Why fund firms should be realistic in their approach to technology

Why fund firms should be realistic in their approach to technology

The fund industry needs a technology upgrade, but the complexity and risk of failure can deter decisive action. Smaller fund firms need a realistic plan and assessment of their needs before the first steps are taken toward implementation.

Customers of the UK’s TSB or users of a virus-infected Spanish banking app may not fully appreciate the millions of euros banks have spent upgrading their systems when they cannot access their money, or when others can access it too easily. Such public relations disasters may deter others in the financial services industry from upgrading their systems. They should not; they reinforce the need for strong technology implementation plans and collaboration ranging from the boardroom to operational centres.

The fund industry has not been struck by such high-profile technology failures to date, but that may not be simply down to luck or perfect implementation skills. The sector lags its peers in adopting cloud services, artificial intelligence, instant transactions, straight-through processing and other technologies that are changing the face of other financial businesses.

Realistic plans

The first step in implementing new technology is to assess realistically what your fund business needs, from regulatory reporting to cost controls or business intelligence, and why. Without an accurate understanding of genuine requirements, 39% of all IT projects are likely to fail, according to the Project Management Institute.

Early steps should also include an honest assessment of what resources, experience and expertise an organisation currently possesses and where gaps exist – and what is possible in terms of cost and resources. Says FinSoft chief technology officer Dirk Wolfgramm: “Small and medium-sized asset managers tend to have difficulties running software in their own environments due to lack of processes and resourcing capacity to manage custom software on their own.”

As other industries have discovered, and the rise of Amazon Web Services attests, it may be cheaper and more convenient to rent computer server space and software than to own it, in the form of cloud computing and software as a service (SaaS), also known as managed software. “We believe that using managed software is beneficial for smaller businesses as they don’t have to run the software, just use it,” Wolfgramm says.

On cost grounds alone, the fund industry will adopt cloud solutions in significant numbers. Fund managers need to prepare for that, as do service providers who must learn how to design their systems for efficient and ‘always on’ use of hosting servers. A shift towards domain-driven design (DDD) will require deep integration between the many microservices that can leverage it. Early movers will have the advantage.

Constant change

SaaS need not be seen as a threat by existing tech staff, but should free them to concentrate on maintaining the firm’s technological resilience, and give them time to plan for further innovation in the fund ecosystem. Regulatory measures such as Circular 19/714 from Luxembourg’s CSSF set out requirements for asset managers that rely on external technology providers. These could be seen as a barrier to adoption, but actually they offer much-needed clarity on governance, audit, continuity and other risks and responsibilities in relation to cloud computing.

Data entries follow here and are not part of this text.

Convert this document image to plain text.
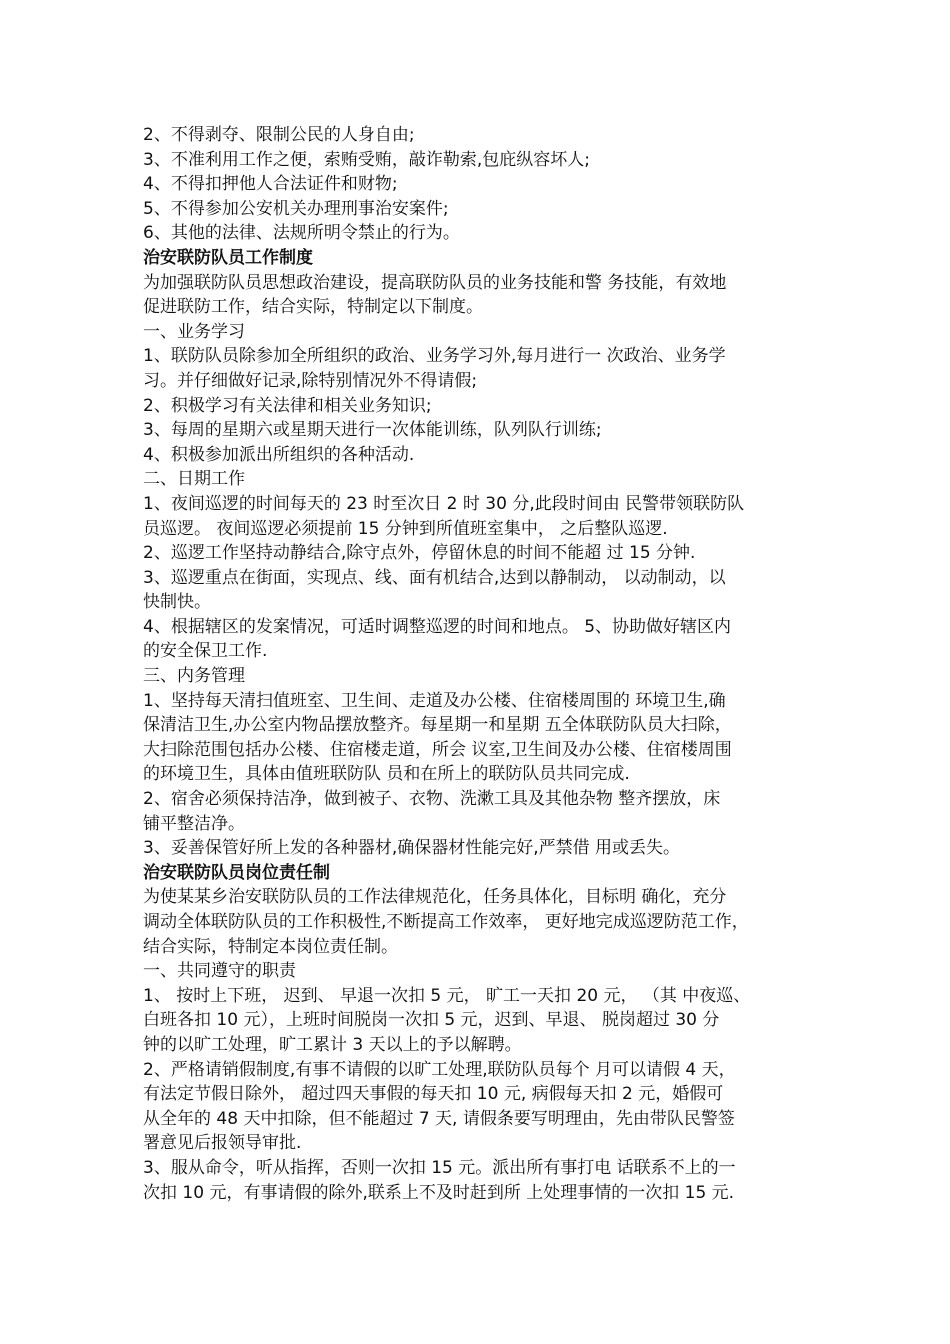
2、不得剥夺、限制公民的人身自由;
3、不准利用工作之便，索贿受贿，敲诈勒索,包庇纵容坏人;
4、不得扣押他人合法证件和财物;
5、不得参加公安机关办理刑事治安案件;
6、其他的法律、法规所明令禁止的行为。
治安联防队员工作制度
为加强联防队员思想政治建设，提高联防队员的业务技能和警 务技能，有效地
促进联防工作，结合实际，特制定以下制度。
一、业务学习
1、联防队员除参加全所组织的政治、业务学习外,每月进行一 次政治、业务学
习。并仔细做好记录,除特别情况外不得请假;
2、积极学习有关法律和相关业务知识;
3、每周的星期六或星期天进行一次体能训练，队列队行训练;
4、积极参加派出所组织的各种活动.
二、日期工作
1、夜间巡逻的时间每天的 23 时至次日 2 时 30 分,此段时间由 民警带领联防队
员巡逻。 夜间巡逻必须提前 15 分钟到所值班室集中， 之后整队巡逻.
2、巡逻工作坚持动静结合,除守点外，停留休息的时间不能超 过 15 分钟.
3、巡逻重点在街面，实现点、线、面有机结合,达到以静制动， 以动制动，以
快制快。
4、根据辖区的发案情况，可适时调整巡逻的时间和地点。 5、协助做好辖区内
的安全保卫工作.
三、内务管理
1、坚持每天清扫值班室、卫生间、走道及办公楼、住宿楼周围的 环境卫生,确
保清洁卫生,办公室内物品摆放整齐。每星期一和星期 五全体联防队员大扫除，
大扫除范围包括办公楼、住宿楼走道，所会 议室,卫生间及办公楼、住宿楼周围
的环境卫生，具体由值班联防队 员和在所上的联防队员共同完成.
2、宿舍必须保持洁净，做到被子、衣物、洗漱工具及其他杂物 整齐摆放，床
铺平整洁净。
3、妥善保管好所上发的各种器材,确保器材性能完好,严禁借 用或丢失。
治安联防队员岗位责任制
为使某某乡治安联防队员的工作法律规范化，任务具体化，目标明 确化，充分
调动全体联防队员的工作积极性,不断提高工作效率， 更好地完成巡逻防范工作，
结合实际，特制定本岗位责任制。
一、共同遵守的职责
1、 按时上下班， 迟到、 早退一次扣 5 元， 旷工一天扣 20 元， （其 中夜巡、
白班各扣 10 元），上班时间脱岗一次扣 5 元，迟到、早退、 脱岗超过 30 分
钟的以旷工处理，旷工累计 3 天以上的予以解聘。
2、严格请销假制度,有事不请假的以旷工处理,联防队员每个 月可以请假 4 天，
有法定节假日除外， 超过四天事假的每天扣 10 元, 病假每天扣 2 元，婚假可
从全年的 48 天中扣除，但不能超过 7 天, 请假条要写明理由，先由带队民警签
署意见后报领导审批.
3、服从命令，听从指挥，否则一次扣 15 元。派出所有事打电 话联系不上的一
次扣 10 元，有事请假的除外,联系上不及时赶到所 上处理事情的一次扣 15 元.
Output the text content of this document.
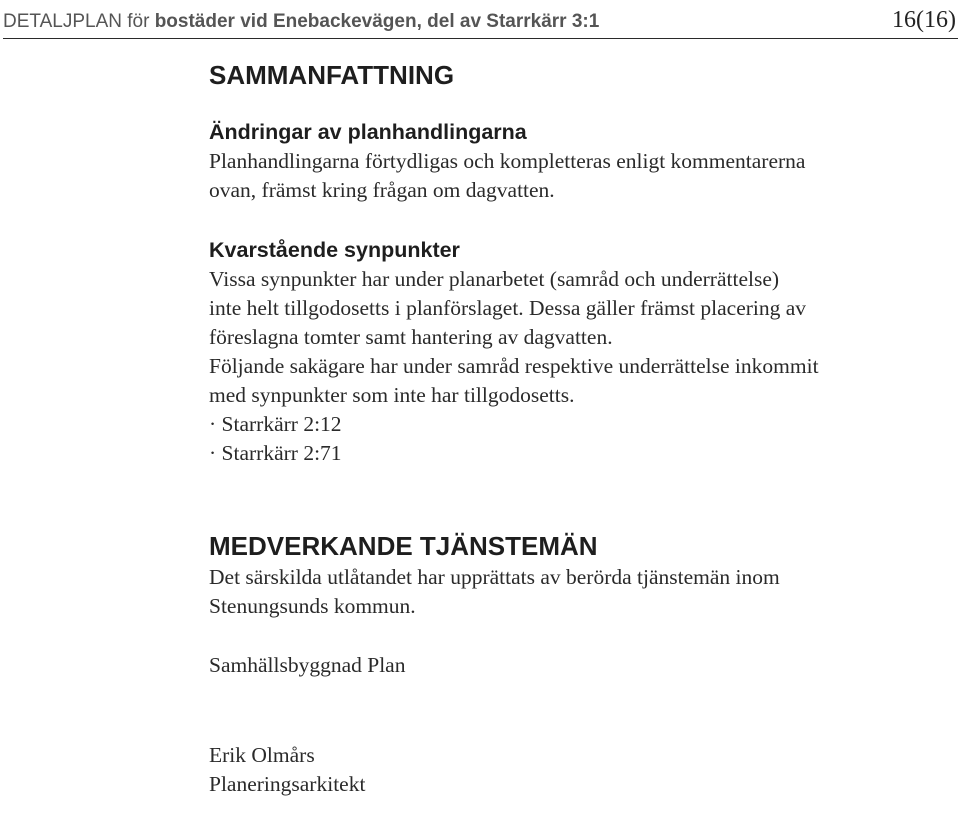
DETALJPLAN för bostäder vid Enebackevägen, del av Starrkärr 3:1	16(16)
SAMMANFATTNING
Ändringar av planhandlingarna

Planhandlingarna förtydligas och kompletteras enligt kommentarerna
ovan, främst kring frågan om dagvatten.

Kvarstående synpunkter

Vissa synpunkter har under planarbetet (samråd och underrättelse)
inte helt tillgodosetts i planförslaget. Dessa gäller främst placering av
föreslagna tomter samt hantering av dagvatten.
Följande sakägare har under samråd respektive underrättelse inkommit
med synpunkter som inte har tillgodosetts.
· Starrkärr 2:12
· Starrkärr 2:71

MEDVERKANDE TJÄNSTEMÄN

Det särskilda utlåtandet har upprättats av berörda tjänstemän inom
Stenungsunds kommun.

Samhällsbyggnad Plan

Erik Olmårs
Planeringsarkitekt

The rules also underline that the fund management ecosystem is never static, including the regulatory framework determining how and where managers invest, and the security, compliance and reporting requirements that sit alongside them. The European Securities and Markets Authority is introducing stress tests, and reviews of market infrastructure, MiFID, PRIIPs and other legislation could require significant IT systems changes in the coming years, along with fund liquidity requirements and sustainability reporting. Outsourced system providers must anticipate and adapt to those changes for their fund management clients.

The roles of IT staff and others may change in this new environment. Business analysts and IT project managers will need the expertise in software adoption to anticipate and plan for change, and to bring colleagues onside as new services are adopted.

Wolfgramm argues that for all the industrys’ reluctance to change, cloud computing is being increasingly embraced as an important contribution to efficiency. And it also provides firms with a foundation to prepare for future technology challenges.